All those systems of mutual support- pensions, health care, insurance - need to be rebuilt. But first people need to figure out how much they've lost.

Saturday, July 05, 2008

Sometimes there IS progress

My momma was right after watching Wimbleton: progress happens. All sorts of things have gone bad, but it is just amazing to see two Black American women - Venus Williams (l) who won, and her sister Serena - duking it out on center court at Wimbledon. I should try again to give up the business pages for sports.

Saturday, June 14, 2008

Mixed Signals

Yes - United manage- ment IS asleep as usual. They think they can over- come "peak oil" and their own ineptitude by charging $15 for checked baggage.

Leaders don't generally pay their way. In fact they cost a lot more than they're worth - generally about 3,400,000 more, by my scientific estimate. People kind of know this, and don't expect much, and try not to think about politics most of the time. Folks I know like Obama because he will bring people together, Whitman style - "and what I assume you shall assume." They don't like him because he will lead them solo out of the wilderness.

The good news this week was a massive reigning-in of leaders - the Guantanamo decision, in which the Supreme Court said in essence that executives can't do whatever they want to prisoners by putting them in off-world limbos like Guantanamo. It was a nice victory for habeas corpus, even if it never should have been necessary. It was also a win for the regular folks - the mass middle class - who either win with law or lose with force.

Friday, June 13, 2008

Road Warrior Cometh

The premise of the Mad Max series is a comb- ination of "peak oil" - the radical decline of this resource coupled with strong-man anarchy. May ended with emerging signs of the coming dog-eat-dog.

There are various signs here and there, and I won't even mention the increase in deadly tornadoes.

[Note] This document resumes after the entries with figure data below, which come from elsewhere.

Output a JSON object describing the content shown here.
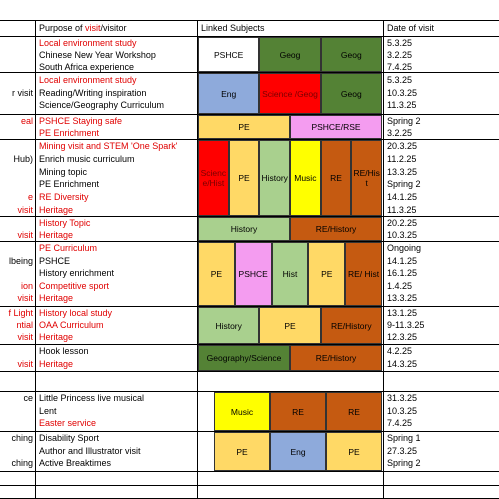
{
  "header": {
    "purpose": [
      {
        "text": "Purpose of "
      },
      {
        "text": "visit",
        "red": true
      },
      {
        "text": "/visitor"
      }
    ],
    "subjects": "Linked Subjects",
    "date": "Date of visit"
  },
  "rows": [
    {
      "lines": [
        {
          "purpose": "Local environment study",
          "red": true,
          "date": "5.3.25"
        },
        {
          "purpose": "Chinese New Year Workshop",
          "date": "3.2.25"
        },
        {
          "purpose": "South Africa experience",
          "date": "7.4.25"
        }
      ],
      "subjects": [
        {
          "label": "PSHCE",
          "color": "#ffffff"
        },
        {
          "label": "Geog",
          "color": "#548235"
        },
        {
          "label": "Geog",
          "color": "#548235"
        }
      ]
    },
    {
      "lines": [
        {
          "purpose": "Local environment study",
          "red": true,
          "date": "5.3.25"
        },
        {
          "side": "r visit",
          "purpose": "Reading/Writing inspiration",
          "date": "10.3.25"
        },
        {
          "purpose": "Science/Geography Curriculum",
          "date": "11.3.25"
        }
      ],
      "subjects": [
        {
          "label": "Eng",
          "color": "#8eaadb"
        },
        {
          "label": "Science /Geog",
          "color": "#ff0000"
        },
        {
          "label": "Geog",
          "color": "#548235"
        }
      ]
    },
    {
      "lines": [
        {
          "side": "eal",
          "purpose": "PSHCE Staying safe",
          "red": true,
          "date": "Spring 2"
        },
        {
          "purpose": "PE Enrichment",
          "red": true,
          "date": "3.2.25"
        }
      ],
      "subjects": [
        {
          "label": "PE",
          "color": "#ffd966"
        },
        {
          "label": "PSHCE/RSE",
          "color": "#f49cf0"
        }
      ]
    },
    {
      "lines": [
        {
          "purpose": "Mining visit and STEM 'One Spark'",
          "red": true,
          "date": "20.3.25"
        },
        {
          "side": "Hub)",
          "purpose": "Enrich music curriculum",
          "date": "11.2.25"
        },
        {
          "purpose": "Mining topic",
          "date": "13.3.25"
        },
        {
          "purpose": "PE Enrichment",
          "date": "Spring 2"
        },
        {
          "side": "e",
          "purpose": "RE Diversity",
          "red": true,
          "date": "14.1.25"
        },
        {
          "side": "visit",
          "purpose": "Heritage",
          "red": true,
          "date": "11.3.25"
        }
      ],
      "subjects": [
        {
          "label": "Science/Hist",
          "color": "#ff0000"
        },
        {
          "label": "PE",
          "color": "#ffd966"
        },
        {
          "label": "History",
          "color": "#a9d08e"
        },
        {
          "label": "Music",
          "color": "#ffff00"
        },
        {
          "label": "RE",
          "color": "#c55a11"
        },
        {
          "label": "RE/Hist",
          "color": "#c55a11"
        }
      ]
    },
    {
      "lines": [
        {
          "purpose": "History Topic",
          "red": true,
          "date": "20.2.25"
        },
        {
          "side": "visit",
          "purpose": "Heritage",
          "red": true,
          "date": "10.3.25"
        }
      ],
      "subjects": [
        {
          "label": "History",
          "color": "#a9d08e"
        },
        {
          "label": "RE/History",
          "color": "#c55a11"
        }
      ]
    },
    {
      "lines": [
        {
          "purpose": "PE Curriculum",
          "red": true,
          "date": "Ongoing"
        },
        {
          "side": "lbeing",
          "purpose": "PSHCE",
          "date": "14.1.25"
        },
        {
          "purpose": "History enrichment",
          "date": "16.1.25"
        },
        {
          "side": "ion",
          "purpose": "Competitive sport",
          "red": true,
          "date": "1.4.25"
        },
        {
          "side": "visit",
          "purpose": "Heritage",
          "red": true,
          "date": "13.3.25"
        }
      ],
      "subjects": [
        {
          "label": "PE",
          "color": "#ffd966"
        },
        {
          "label": "PSHCE",
          "color": "#f49cf0"
        },
        {
          "label": "Hist",
          "color": "#a9d08e"
        },
        {
          "label": "PE",
          "color": "#ffd966"
        },
        {
          "label": "RE/ Hist",
          "color": "#c55a11"
        }
      ]
    },
    {
      "lines": [
        {
          "side": "f Light",
          "purpose": "History local study",
          "red": true,
          "date": "13.1.25"
        },
        {
          "side": "ntial",
          "purpose": "OAA Curriculum",
          "red": true,
          "date": "9-11.3.25"
        },
        {
          "side": "visit",
          "purpose": "Heritage",
          "red": true,
          "date": "12.3.25"
        }
      ],
      "subjects": [
        {
          "label": "History",
          "color": "#a9d08e"
        },
        {
          "label": "PE",
          "color": "#ffd966"
        },
        {
          "label": "RE/History",
          "color": "#c55a11"
        }
      ]
    },
    {
      "lines": [
        {
          "purpose": "Hook lesson",
          "date": "4.2.25"
        },
        {
          "side": "visit",
          "purpose": "Heritage",
          "red": true,
          "date": "14.3.25"
        }
      ],
      "subjects": [
        {
          "label": "Geography/Science",
          "color": "#548235"
        },
        {
          "label": "RE/History",
          "color": "#c55a11"
        }
      ]
    },
    {
      "lines": [
        {
          "side": "ce",
          "purpose": "Little Princess live musical",
          "date": "31.3.25"
        },
        {
          "purpose": "Lent",
          "date": "10.3.25"
        },
        {
          "purpose": "Easter service",
          "red": true,
          "date": "7.4.25"
        }
      ],
      "subjects": [
        {
          "label": "Music",
          "color": "#ffff00"
        },
        {
          "label": "RE",
          "color": "#c55a11"
        },
        {
          "label": "RE",
          "color": "#c55a11"
        }
      ]
    },
    {
      "lines": [
        {
          "side": "ching",
          "purpose": "Disability Sport",
          "date": "Spring 1"
        },
        {
          "purpose": "Author and Illustrator visit",
          "date": "27.3.25"
        },
        {
          "side": "ching",
          "purpose": "Active Breaktimes",
          "date": "Spring 2"
        }
      ],
      "subjects": [
        {
          "label": "PE",
          "color": "#ffd966"
        },
        {
          "label": "Eng",
          "color": "#8eaadb"
        },
        {
          "label": "PE",
          "color": "#ffd966"
        }
      ]
    }
  ]
}
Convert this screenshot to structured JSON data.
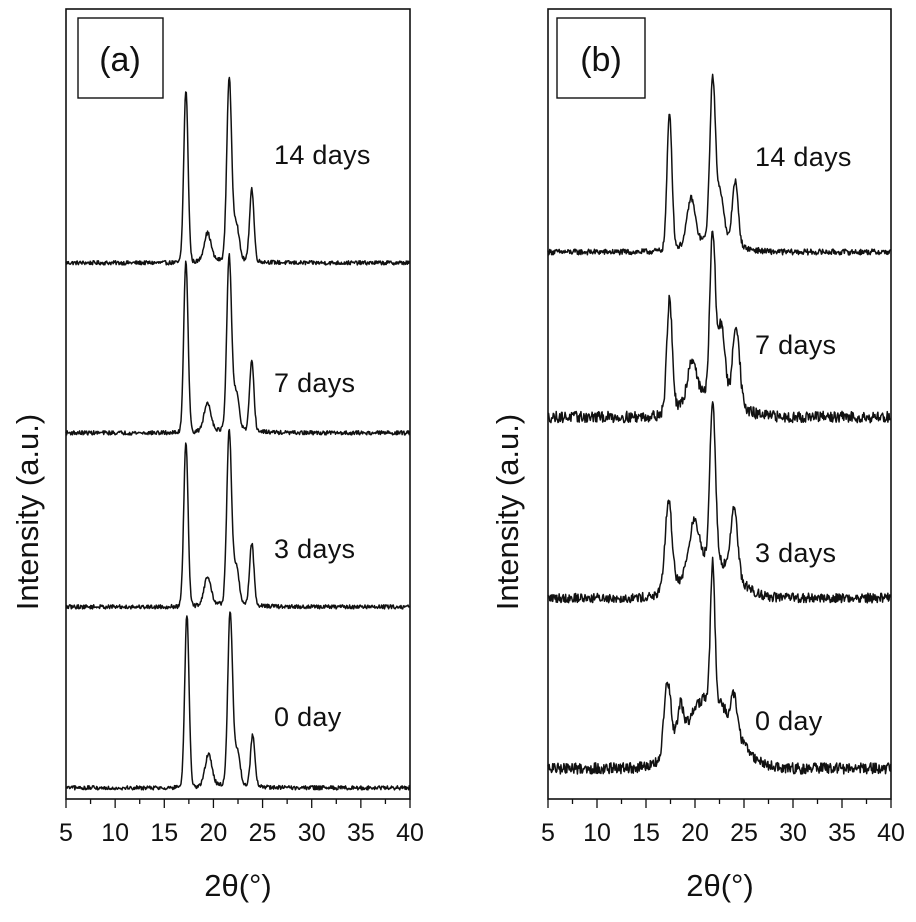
{
  "chart_data": [
    {
      "type": "line",
      "panel_label": "(a)",
      "xlabel": "2θ(°)",
      "ylabel": "Intensity (a.u.)",
      "xlim": [
        5,
        40
      ],
      "xticks": [
        5,
        10,
        15,
        20,
        25,
        30,
        35,
        40
      ],
      "tick_labels": [
        "5",
        "10",
        "15",
        "20",
        "25",
        "30",
        "35",
        "40"
      ],
      "series": [
        {
          "name": "14 days",
          "baseline": 0.03,
          "peaks": [
            [
              17.2,
              1.0,
              0.22
            ],
            [
              19.4,
              0.16,
              0.35
            ],
            [
              21.6,
              1.05,
              0.24
            ],
            [
              22.3,
              0.22,
              0.3
            ],
            [
              23.9,
              0.42,
              0.22
            ]
          ],
          "hump": 0.02,
          "noise": 0.012
        },
        {
          "name": "7 days",
          "baseline": 0.03,
          "peaks": [
            [
              17.2,
              1.0,
              0.22
            ],
            [
              19.4,
              0.16,
              0.35
            ],
            [
              21.6,
              1.0,
              0.24
            ],
            [
              22.3,
              0.22,
              0.3
            ],
            [
              23.9,
              0.4,
              0.22
            ]
          ],
          "hump": 0.02,
          "noise": 0.012
        },
        {
          "name": "3 days",
          "baseline": 0.03,
          "peaks": [
            [
              17.2,
              0.95,
              0.22
            ],
            [
              19.4,
              0.16,
              0.35
            ],
            [
              21.6,
              1.0,
              0.24
            ],
            [
              22.3,
              0.22,
              0.3
            ],
            [
              23.9,
              0.36,
              0.22
            ]
          ],
          "hump": 0.02,
          "noise": 0.012
        },
        {
          "name": "0 day",
          "baseline": 0.03,
          "peaks": [
            [
              17.3,
              1.0,
              0.22
            ],
            [
              19.5,
              0.18,
              0.35
            ],
            [
              21.7,
              1.0,
              0.24
            ],
            [
              22.4,
              0.2,
              0.3
            ],
            [
              24.0,
              0.3,
              0.22
            ]
          ],
          "hump": 0.02,
          "noise": 0.012
        }
      ]
    },
    {
      "type": "line",
      "panel_label": "(b)",
      "xlabel": "2θ(°)",
      "ylabel": "Intensity (a.u.)",
      "xlim": [
        5,
        40
      ],
      "xticks": [
        5,
        10,
        15,
        20,
        25,
        30,
        35,
        40
      ],
      "tick_labels": [
        "5",
        "10",
        "15",
        "20",
        "25",
        "30",
        "35",
        "40"
      ],
      "series": [
        {
          "name": "14 days",
          "baseline": 0.05,
          "peaks": [
            [
              17.4,
              0.85,
              0.25
            ],
            [
              19.6,
              0.28,
              0.4
            ],
            [
              21.8,
              1.0,
              0.28
            ],
            [
              22.6,
              0.3,
              0.35
            ],
            [
              24.1,
              0.4,
              0.3
            ]
          ],
          "hump": 0.08,
          "noise": 0.018
        },
        {
          "name": "7 days",
          "baseline": 0.05,
          "peaks": [
            [
              17.4,
              0.7,
              0.28
            ],
            [
              19.7,
              0.25,
              0.45
            ],
            [
              21.8,
              1.0,
              0.28
            ],
            [
              22.7,
              0.45,
              0.35
            ],
            [
              24.2,
              0.5,
              0.35
            ]
          ],
          "hump": 0.15,
          "noise": 0.035
        },
        {
          "name": "3 days",
          "baseline": 0.05,
          "peaks": [
            [
              17.3,
              0.55,
              0.35
            ],
            [
              19.9,
              0.28,
              0.5
            ],
            [
              21.8,
              1.0,
              0.28
            ],
            [
              24.0,
              0.42,
              0.35
            ]
          ],
          "hump": 0.25,
          "noise": 0.03
        },
        {
          "name": "0 day",
          "baseline": 0.06,
          "peaks": [
            [
              17.2,
              0.45,
              0.35
            ],
            [
              18.5,
              0.2,
              0.3
            ],
            [
              21.8,
              0.85,
              0.22
            ],
            [
              24.0,
              0.2,
              0.3
            ]
          ],
          "hump": 0.45,
          "noise": 0.035
        }
      ]
    }
  ]
}
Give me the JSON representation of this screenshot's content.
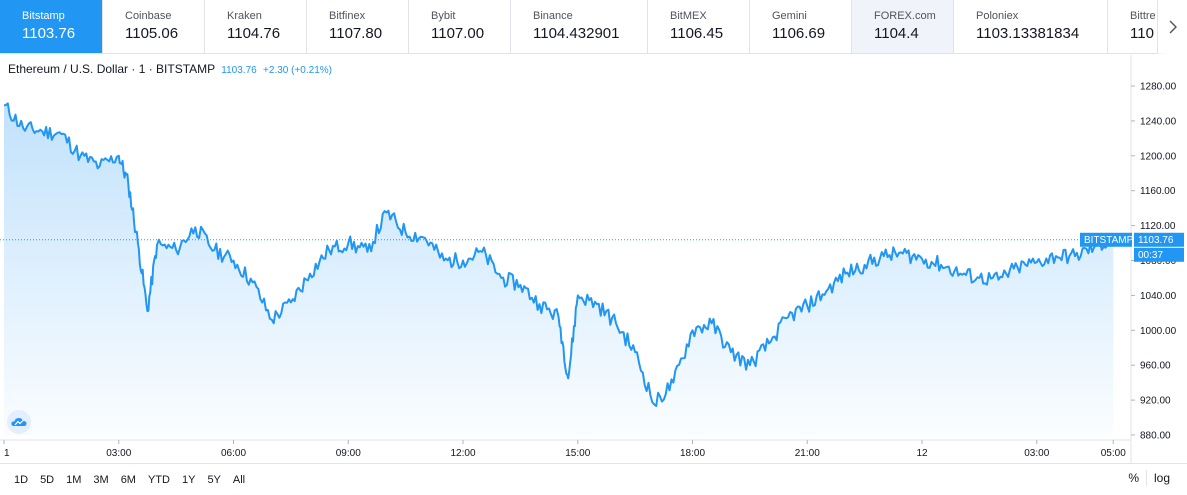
{
  "tabs": [
    {
      "exchange": "Bitstamp",
      "price": "1103.76",
      "state": "active"
    },
    {
      "exchange": "Coinbase",
      "price": "1105.06",
      "state": ""
    },
    {
      "exchange": "Kraken",
      "price": "1104.76",
      "state": ""
    },
    {
      "exchange": "Bitfinex",
      "price": "1107.80",
      "state": ""
    },
    {
      "exchange": "Bybit",
      "price": "1107.00",
      "state": ""
    },
    {
      "exchange": "Binance",
      "price": "1104.432901",
      "state": ""
    },
    {
      "exchange": "BitMEX",
      "price": "1106.45",
      "state": ""
    },
    {
      "exchange": "Gemini",
      "price": "1106.69",
      "state": ""
    },
    {
      "exchange": "FOREX.com",
      "price": "1104.4",
      "state": "highlighted"
    },
    {
      "exchange": "Poloniex",
      "price": "1103.13381834",
      "state": ""
    },
    {
      "exchange": "Bittre",
      "price": "110",
      "state": "partial"
    }
  ],
  "scroll_icon": "chevron-right-icon",
  "legend": {
    "symbol": "Ethereum / U.S. Dollar · 1 · BITSTAMP",
    "value": "1103.76",
    "change": "+2.30 (+0.21%)"
  },
  "price_label": {
    "exchange": "BITSTAMP",
    "price": "1103.76",
    "countdown": "00:37"
  },
  "chart_data": {
    "type": "area",
    "title": "",
    "xlabel": "",
    "ylabel": "",
    "series": [
      {
        "x": [
          "00:00",
          "00:30",
          "01:00",
          "01:30",
          "02:00",
          "02:30",
          "03:00",
          "03:15",
          "03:30",
          "03:45",
          "04:00",
          "04:30",
          "05:00",
          "05:30",
          "06:00",
          "06:30",
          "07:00",
          "07:30",
          "08:00",
          "08:30",
          "09:00",
          "09:30",
          "10:00",
          "10:30",
          "11:00",
          "11:30",
          "12:00",
          "12:30",
          "13:00",
          "13:30",
          "14:00",
          "14:30",
          "14:45",
          "15:00",
          "15:30",
          "16:00",
          "16:30",
          "17:00",
          "17:30",
          "18:00",
          "18:30",
          "19:00",
          "19:30",
          "20:00",
          "20:30",
          "21:00",
          "21:30",
          "22:00",
          "22:30",
          "23:00",
          "23:30",
          "00:00",
          "00:30",
          "01:00",
          "01:30",
          "02:00",
          "02:30",
          "03:00",
          "03:30",
          "04:00",
          "04:30",
          "05:00"
        ],
        "y": [
          1258,
          1232,
          1228,
          1225,
          1200,
          1188,
          1200,
          1168,
          1100,
          1022,
          1098,
          1092,
          1118,
          1092,
          1080,
          1055,
          1012,
          1032,
          1065,
          1092,
          1100,
          1090,
          1135,
          1112,
          1106,
          1080,
          1080,
          1090,
          1060,
          1052,
          1030,
          1015,
          945,
          1040,
          1030,
          1008,
          975,
          915,
          940,
          1000,
          1008,
          975,
          960,
          985,
          1015,
          1028,
          1045,
          1065,
          1075,
          1085,
          1088,
          1082,
          1075,
          1065,
          1060,
          1058,
          1072,
          1078,
          1085,
          1085,
          1095,
          1103.76
        ]
      }
    ],
    "yticks": [
      "1280.00",
      "1240.00",
      "1200.00",
      "1160.00",
      "1120.00",
      "1080.00",
      "1040.00",
      "1000.00",
      "960.00",
      "920.00",
      "880.00"
    ],
    "xticks": [
      "1",
      "03:00",
      "06:00",
      "09:00",
      "12:00",
      "15:00",
      "18:00",
      "21:00",
      "12",
      "03:00",
      "05:00"
    ],
    "ylim": [
      880,
      1280
    ],
    "last_price": 1103.76,
    "line_color": "#2196f3",
    "fill_color": "#2196f3",
    "grid": false
  },
  "ranges": [
    "1D",
    "5D",
    "1M",
    "3M",
    "6M",
    "YTD",
    "1Y",
    "5Y",
    "All"
  ],
  "controls": {
    "percent": "%",
    "log": "log"
  },
  "logo_icon": "tradingview-cloud-icon"
}
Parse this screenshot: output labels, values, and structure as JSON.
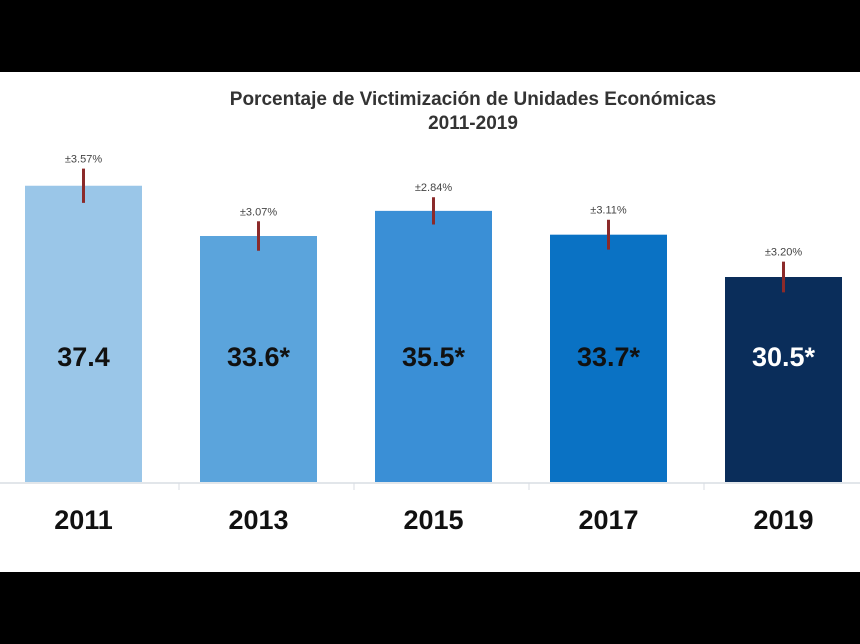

  • Baraka Obama's new economic policy director is Jason Furman, who has been close to Robert Rubin and other architects of Clintonomics. Clinton, Rubin, Larry Summers, et al presided over many a Road Warrior scenario around the world, Argentina and Russia being classic examples. Naomi Klein links the "shock doctrine" to right-wing warriors like Milton Friedman, but concentrated finance capital has the same effect, holding policymakers hostage and undercutting whole industrial sectors as money whips in and out of nations to arbitrage small price spreads. With the 1990s Washington Consensus embodied by Furman, Obama won't be able to resist the darkness.
  • the hidden laws of finance. Here's a short overview of the quasi-private way that a small group of unknown authorities set the LIBOR bank rate - a key international index.
  • ye olde middle-class high-tech foundations continue to erode. The Semiconductor Industry Association reported that revenue from memory chips "declined by 34 percent even as unit shipments increaesd by more than 30 percent in the first four months of 2008 compared to the same period last year." We can barely make money on more or less our best industry. Strap on those rooftop fuel tanks.
  • L.A. area hospitals were dumping poor, sometimes helpless patients on Skid Row, usually in hospital gowns . Hollywood Presbyterian got fined $1 million and will need to appease a federal monitor. Maybe patient dumping will stop. But given the state of LA County healthcare, it probably won't.
  • The NYT's front page for May 30 juxtaposed two stories: "For the Military, Ultimate Fighting, but with a Cheering Section," about how the military is using the human equivalent of dogfights to recruit poor kids into the military. Next to this: "As Oil Prices Soar, Restaurants Learn to Lock Up Old Grease": "The bandit pulled his truck to the back of a Burger King in Northern California one afternoon last month armed with a hose and a tank. After rummaging around assorted restaurant rubbish, he dunked a tube into a smelly storage bin and, the police said, vacuumed out about 300 gallons of grease."
Now you'll have something to put in your rooftop tanks.